Like a turtle
Anyone who wants to withdraw from a conversation, pulls his neck imperceptibly and shoulders up. The neck is made as short as possible to reduce the area of attack.
We are thereby blocking ourselves not only from attacks, but also from new, perhaps threatening, ideas. This attitude is also called the turtle conservation.
Move away unpleasant
If we want to push an unpleasant situation away from us, we often do so not only with hands and feet, but with the whole body.
In conversation with his colleague, the boss stretches his hands forward, straightens his legs forward with raised toes and at the same time leans back as far as possible in his chair.
When the body signals defenses
The whole body signals defense, no matter what its words express: "This is an interesting proposal, Mr. Meier!" - Poor Mr. Meier, his suggestion will probably end up in the large storage area called a waste basket!
Our body has a whole series of threatening gestures that serve to intimidate, "push away" the conversationalist or to protect themselves.
The “anger-swollen” chest is a clear sign: Who fluffers up like a fighting cock does not have a peaceful, harmonious conversation in the Sense.
John Wayne look
The classic gunslinger stands wide-legged, hands ready at all times and already in a “shot position” - an outstretched thumb - close to the belt, with a concentrated look and the setting sun behind him on the village street of “Showdown-City”.
His whole body expresses the highest tension, willingness to attack at any time.
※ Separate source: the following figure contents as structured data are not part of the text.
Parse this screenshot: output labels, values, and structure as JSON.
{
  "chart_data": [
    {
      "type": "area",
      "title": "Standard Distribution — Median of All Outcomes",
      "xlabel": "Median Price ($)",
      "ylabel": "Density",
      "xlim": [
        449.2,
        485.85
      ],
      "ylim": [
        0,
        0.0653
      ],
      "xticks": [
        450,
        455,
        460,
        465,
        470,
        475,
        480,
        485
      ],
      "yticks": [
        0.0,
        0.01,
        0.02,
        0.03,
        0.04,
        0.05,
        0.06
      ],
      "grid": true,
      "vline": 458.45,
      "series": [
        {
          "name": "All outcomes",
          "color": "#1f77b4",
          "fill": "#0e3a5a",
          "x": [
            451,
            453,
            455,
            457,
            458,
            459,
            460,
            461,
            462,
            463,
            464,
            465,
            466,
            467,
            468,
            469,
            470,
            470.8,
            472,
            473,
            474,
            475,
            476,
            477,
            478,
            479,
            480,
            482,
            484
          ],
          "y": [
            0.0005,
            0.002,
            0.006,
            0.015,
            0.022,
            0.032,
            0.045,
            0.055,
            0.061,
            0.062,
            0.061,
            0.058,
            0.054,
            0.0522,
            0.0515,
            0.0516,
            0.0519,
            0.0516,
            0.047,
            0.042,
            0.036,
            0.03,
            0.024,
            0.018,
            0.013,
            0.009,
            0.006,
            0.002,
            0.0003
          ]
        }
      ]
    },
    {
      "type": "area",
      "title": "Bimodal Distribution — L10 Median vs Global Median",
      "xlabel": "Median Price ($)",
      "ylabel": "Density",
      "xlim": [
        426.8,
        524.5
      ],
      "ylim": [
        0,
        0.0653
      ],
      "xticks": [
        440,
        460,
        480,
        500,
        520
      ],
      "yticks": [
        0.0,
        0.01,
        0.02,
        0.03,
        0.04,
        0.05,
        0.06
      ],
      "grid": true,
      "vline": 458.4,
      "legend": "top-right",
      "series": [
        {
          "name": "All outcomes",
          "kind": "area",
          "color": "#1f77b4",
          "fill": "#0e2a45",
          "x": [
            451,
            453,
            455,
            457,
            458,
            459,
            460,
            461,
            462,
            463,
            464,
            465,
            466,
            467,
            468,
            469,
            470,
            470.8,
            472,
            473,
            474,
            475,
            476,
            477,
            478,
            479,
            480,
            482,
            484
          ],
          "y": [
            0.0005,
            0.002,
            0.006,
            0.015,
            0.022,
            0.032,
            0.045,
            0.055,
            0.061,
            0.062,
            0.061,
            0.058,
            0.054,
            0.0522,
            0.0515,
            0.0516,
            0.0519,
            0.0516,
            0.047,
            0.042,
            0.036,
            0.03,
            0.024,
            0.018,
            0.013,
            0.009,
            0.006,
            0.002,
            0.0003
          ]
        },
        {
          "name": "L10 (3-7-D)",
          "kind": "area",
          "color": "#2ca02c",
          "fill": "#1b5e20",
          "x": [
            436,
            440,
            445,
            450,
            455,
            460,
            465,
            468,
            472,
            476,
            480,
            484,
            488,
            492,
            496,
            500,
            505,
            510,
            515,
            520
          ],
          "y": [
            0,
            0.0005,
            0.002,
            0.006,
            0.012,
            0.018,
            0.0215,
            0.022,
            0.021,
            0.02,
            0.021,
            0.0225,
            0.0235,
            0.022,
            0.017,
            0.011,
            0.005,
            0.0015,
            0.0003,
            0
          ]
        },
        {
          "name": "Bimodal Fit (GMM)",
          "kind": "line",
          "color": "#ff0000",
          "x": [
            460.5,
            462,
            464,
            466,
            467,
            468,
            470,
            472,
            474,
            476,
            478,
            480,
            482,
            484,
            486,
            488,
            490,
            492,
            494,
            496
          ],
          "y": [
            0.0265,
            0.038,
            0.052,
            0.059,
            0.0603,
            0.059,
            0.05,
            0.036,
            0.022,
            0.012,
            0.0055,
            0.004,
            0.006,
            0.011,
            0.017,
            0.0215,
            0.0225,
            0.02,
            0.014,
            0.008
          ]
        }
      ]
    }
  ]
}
Every opponent correctly interprets this body language signal. But also without a holster revolver, without dramatic background music and a “John Wayne look”:
Ammunition of words and looks
We find this gesture again with one or the other conversation partner. The slightly angled arms with the pointed elbows pointing upwards and the more or less shooting hand on the side are threatening - even if the ammunition only consists of words and looks!
But not only are threats creating barriers in a conversation. Even gestures, openly displayed, often harm the harmony decisively.
Confident or arrogant?
If a participant leans back demonstratively in a team meeting and folds his arms behind his head, he seems at first glance relaxed, casual, confident.
But what does his gesture really say? He presents his sensitive soft tissues openly and without defense (the hands are “fixed” behind the head), yes, he almost provokes an attack.
Distance zones - everyone feels different
Anyone who gives the other so clearly to understand that he is neither afraid nor serious about his attack is already very sure of his cause. "Whatever arguments you bring up now, mine is the best, my position as winner is absolutely unassailable!"
People perceive physical closeness differently. One is already having a hard time with the general practice of greeting kisses, the other one can not get close enough to his fellow human beings.
Where do the differences come from?
These differences arise, on the one hand, from our different perceptions - depending on which are more pronounced: hearing, seeing or feeling - and, on the other hand, our experiences so far.
Our social distance starts at 1,50 meters and reaches up to about two meters. Here, we have all the places we meet in the professional world: employees, bosses, customers, salesmen, etc. A very tight space for so many people!
Social minimum distance
This minimum social distance can not always be met. Very often we also have to move wildly. Just think about the situation in the crowded subway, the crowded elevator, the dentist or the hairdresser.
Everywhere we feel the others up close. We defend ourselves unconsciously: sometimes with the simple turning to the side - also here our bone side is used again.
When proximity becomes unavoidable
We withdraw into ourselves, our body “ignores” the proximity, we try to avoid a conversation in such situations as much as possible.
At the dentist and the hairdresser, we can hardly turn aside, because we have to accept the crossing of the distance zone.